Costume Construction

Costume is a crucial actor attribute, and simultaneously conceals their body and portrays their manner. The pluralism which characterizes the content and aesthetics of modern visual media represents a significant challenge to the design and manufacture of costumes.

With genre accuracy and stylistic clarity juxtaposed against genre mixes and an infinite range of creative options, interpretive ability is one of a costume designer’s key characteristics. The aim of the course is therefore to enable students to not only analyze costume designs for musical theatre, dance, spoken word theatre, film, televisual productions and other media in their dramaturgical context, but also develop and independently realize their own creative designs.

Successful course applicants must meet the primary admission requirement (a completed apprenticeship as a tailor), and are offered a broad spectrum of technical-technological, creative and theoretical subjects. Historical and modern cut structure and design and corresponding production techniques are at the heart of the course, and are supported by a theoretical basis acquired in the fields of costume history and uniform theory.

The students’ own creative potential fosters the intuitive artistic understanding which is indispensable for the interpretation of costume designs and honed in the Design Interpretation class. The issues of interpretation, design and production are dealt with alongside experimental techniques which can be used to develop unconventional designs and innovative material processing methods.
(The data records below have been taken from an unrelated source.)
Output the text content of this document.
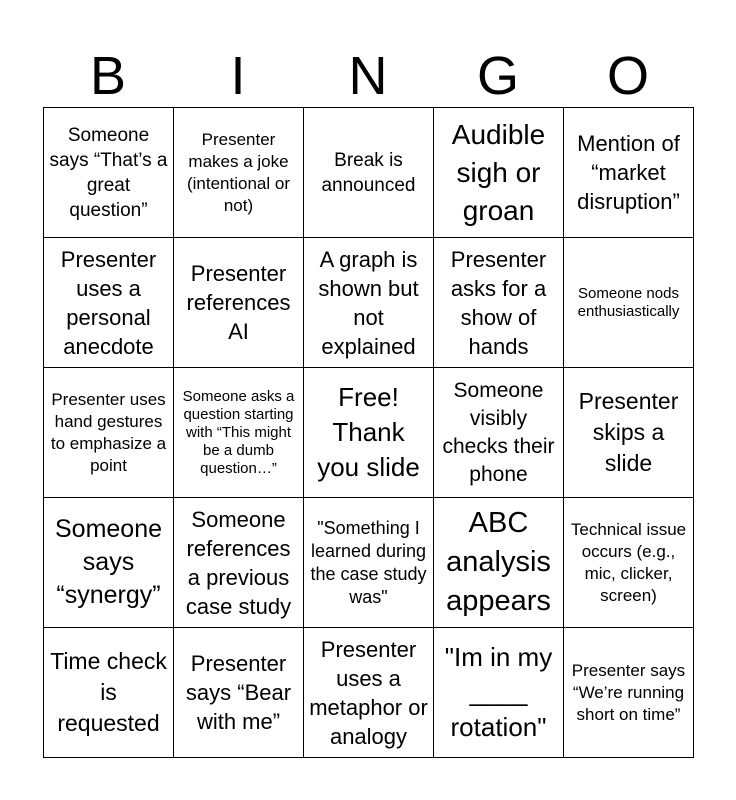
B	I	N	G	O
Someone says “That’s a great question”	Presenter makes a joke (intentional or not)	Break is announced	Audible sigh or groan	Mention of “market disruption”
Presenter uses a personal anecdote	Presenter references AI	A graph is shown but not explained	Presenter asks for a show of hands	Someone nods enthusiastically
Presenter uses hand gestures to emphasize a point	Someone asks a question starting with “This might be a dumb question…”	Free! Thank you slide	Someone visibly checks their phone	Presenter skips a slide
Someone says “synergy”	Someone references a previous case study	"Something I learned during the case study was"	ABC analysis appears	Technical issue occurs (e.g., mic, clicker, screen)
Time check is requested	Presenter says “Bear with me”	Presenter uses a metaphor or analogy	"Im in my ____ rotation"	Presenter says “We’re running short on time”
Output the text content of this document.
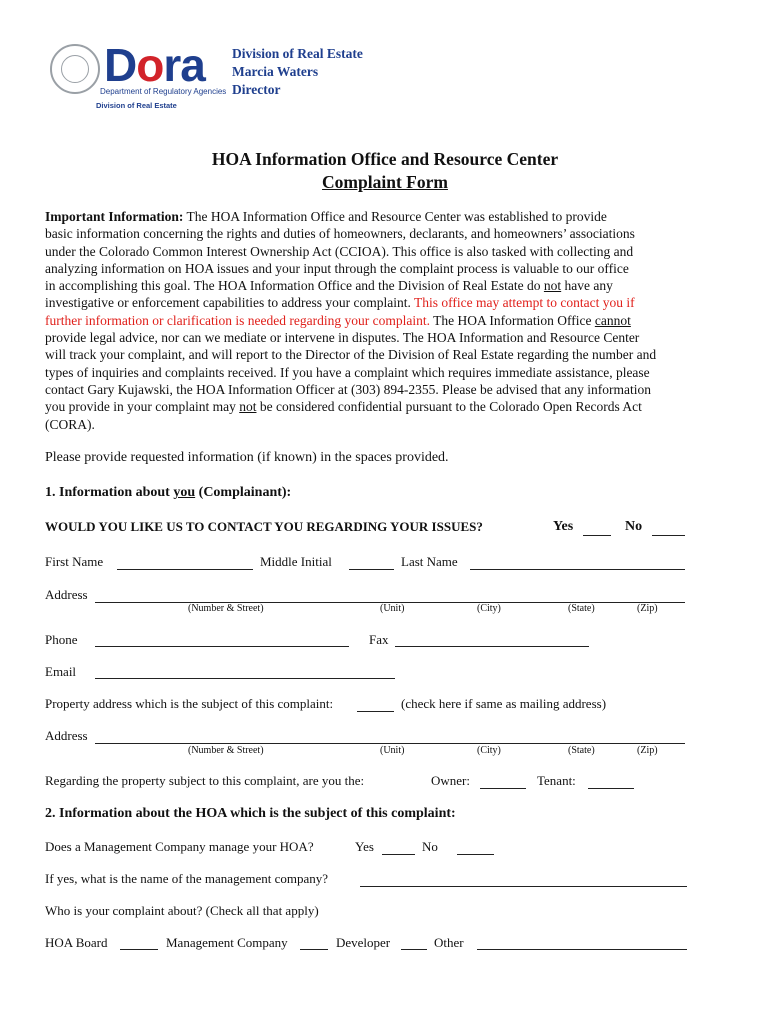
Dora
Department of Regulatory Agencies
Division of Real Estate
Division of Real Estate
Marcia Waters
Director
HOA Information Office and Resource Center
Complaint Form
Important Information: The HOA Information Office and Resource Center was established to provide
basic information concerning the rights and duties of homeowners, declarants, and homeowners’ associations
under the Colorado Common Interest Ownership Act (CCIOA). This office is also tasked with collecting and
analyzing information on HOA issues and your input through the complaint process is valuable to our office
in accomplishing this goal. The HOA Information Office and the Division of Real Estate do not have any
investigative or enforcement capabilities to address your complaint. This office may attempt to contact you if
further information or clarification is needed regarding your complaint. The HOA Information Office cannot
provide legal advice, nor can we mediate or intervene in disputes. The HOA Information and Resource Center
will track your complaint, and will report to the Director of the Division of Real Estate regarding the number and
types of inquiries and complaints received. If you have a complaint which requires immediate assistance, please
contact Gary Kujawski, the HOA Information Officer at (303) 894-2355. Please be advised that any information
you provide in your complaint may not be considered confidential pursuant to the Colorado Open Records Act
(CORA).
Please provide requested information (if known) in the spaces provided.
1. Information about you (Complainant):
WOULD YOU LIKE US TO CONTACT YOU REGARDING YOUR ISSUES?	Yes	No
First Name	Middle Initial	Last Name
Address
(Number & Street)	(Unit)	(City)	(State)	(Zip)
Phone	Fax
Email
Property address which is the subject of this complaint:	(check here if same as mailing address)
Address
(Number & Street)	(Unit)	(City)	(State)	(Zip)
Regarding the property subject to this complaint, are you the:	Owner:	Tenant:
2. Information about the HOA which is the subject of this complaint:
Does a Management Company manage your HOA?	Yes	No
If yes, what is the name of the management company?
Who is your complaint about? (Check all that apply)
HOA Board	Management Company	Developer	Other
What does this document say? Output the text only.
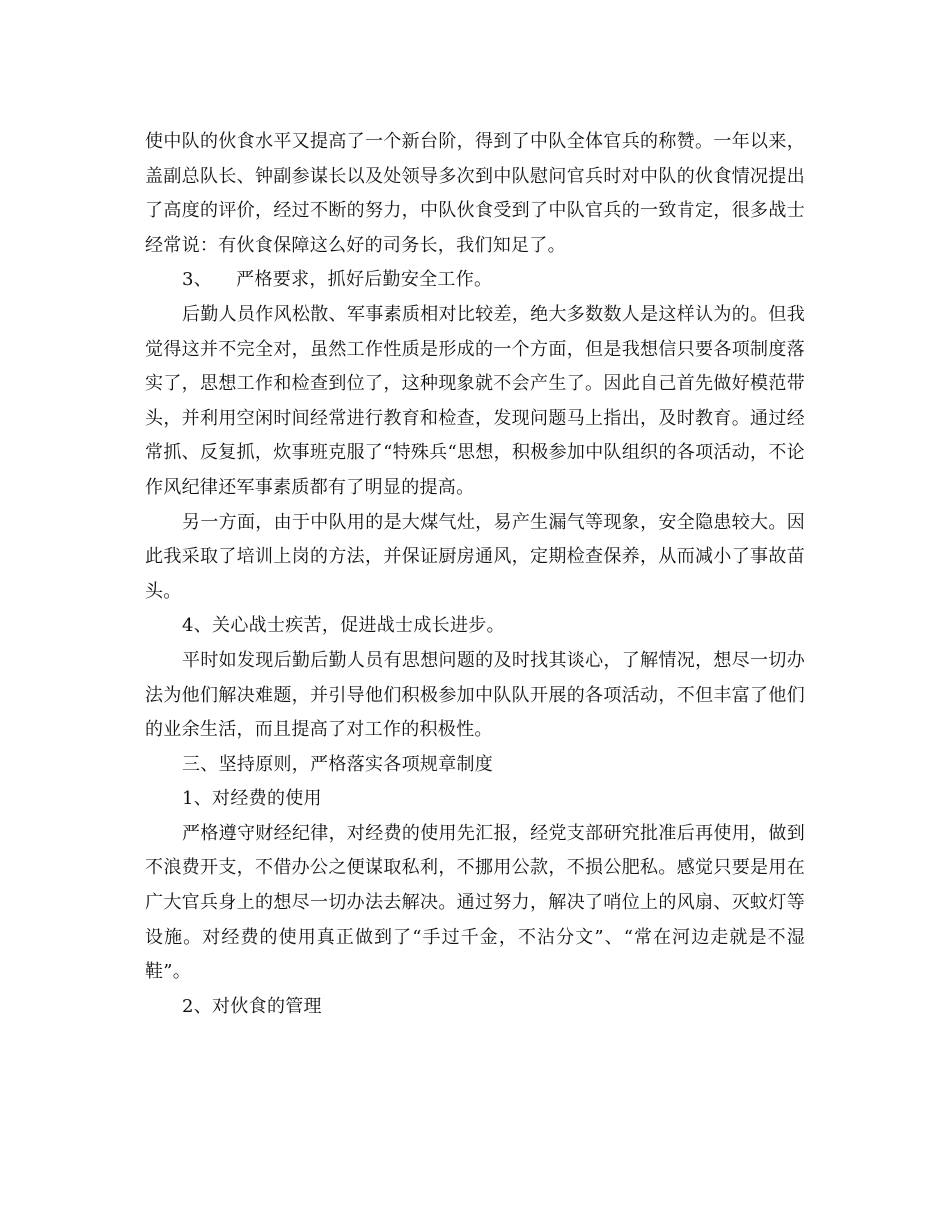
使中队的伙食水平又提高了一个新台阶，得到了中队全体官兵的称赞。一年以来，盖副总队长、钟副参谋长以及处领导多次到中队慰问官兵时对中队的伙食情况提出了高度的评价，经过不断的努力，中队伙食受到了中队官兵的一致肯定，很多战士经常说：有伙食保障这么好的司务长，我们知足了。

3、    严格要求，抓好后勤安全工作。

后勤人员作风松散、军事素质相对比较差，绝大多数数人是这样认为的。但我觉得这并不完全对，虽然工作性质是形成的一个方面，但是我想信只要各项制度落实了，思想工作和检查到位了，这种现象就不会产生了。因此自己首先做好模范带头，并利用空闲时间经常进行教育和检查，发现问题马上指出，及时教育。通过经常抓、反复抓，炊事班克服了“特殊兵“思想，积极参加中队组织的各项活动，不论作风纪律还军事素质都有了明显的提高。

另一方面，由于中队用的是大煤气灶，易产生漏气等现象，安全隐患较大。因此我采取了培训上岗的方法，并保证厨房通风，定期检查保养，从而减小了事故苗头。

4、关心战士疾苦，促进战士成长进步。

平时如发现后勤后勤人员有思想问题的及时找其谈心，了解情况，想尽一切办法为他们解决难题，并引导他们积极参加中队队开展的各项活动，不但丰富了他们的业余生活，而且提高了对工作的积极性。

三、坚持原则，严格落实各项规章制度

1、对经费的使用

严格遵守财经纪律，对经费的使用先汇报，经党支部研究批准后再使用，做到不浪费开支，不借办公之便谋取私利，不挪用公款，不损公肥私。感觉只要是用在广大官兵身上的想尽一切办法去解决。通过努力，解决了哨位上的风扇、灭蚊灯等设施。对经费的使用真正做到了“手过千金，不沾分文”、“常在河边走就是不湿鞋”。

2、对伙食的管理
As costume constructors often assume leadership positions such as that of wardrobe manager, business-related aspects (e.g. production estimates) are also studied during the course.

As is the case in all theatre setting professions, costume designers are faced with the challenge of finding a balance between their own interpretive style and the fulfilment of a defined artistic task. This process represents both a source of inspiration and an impediment, and the course aims to enable students to master the conflict between these two stimuli.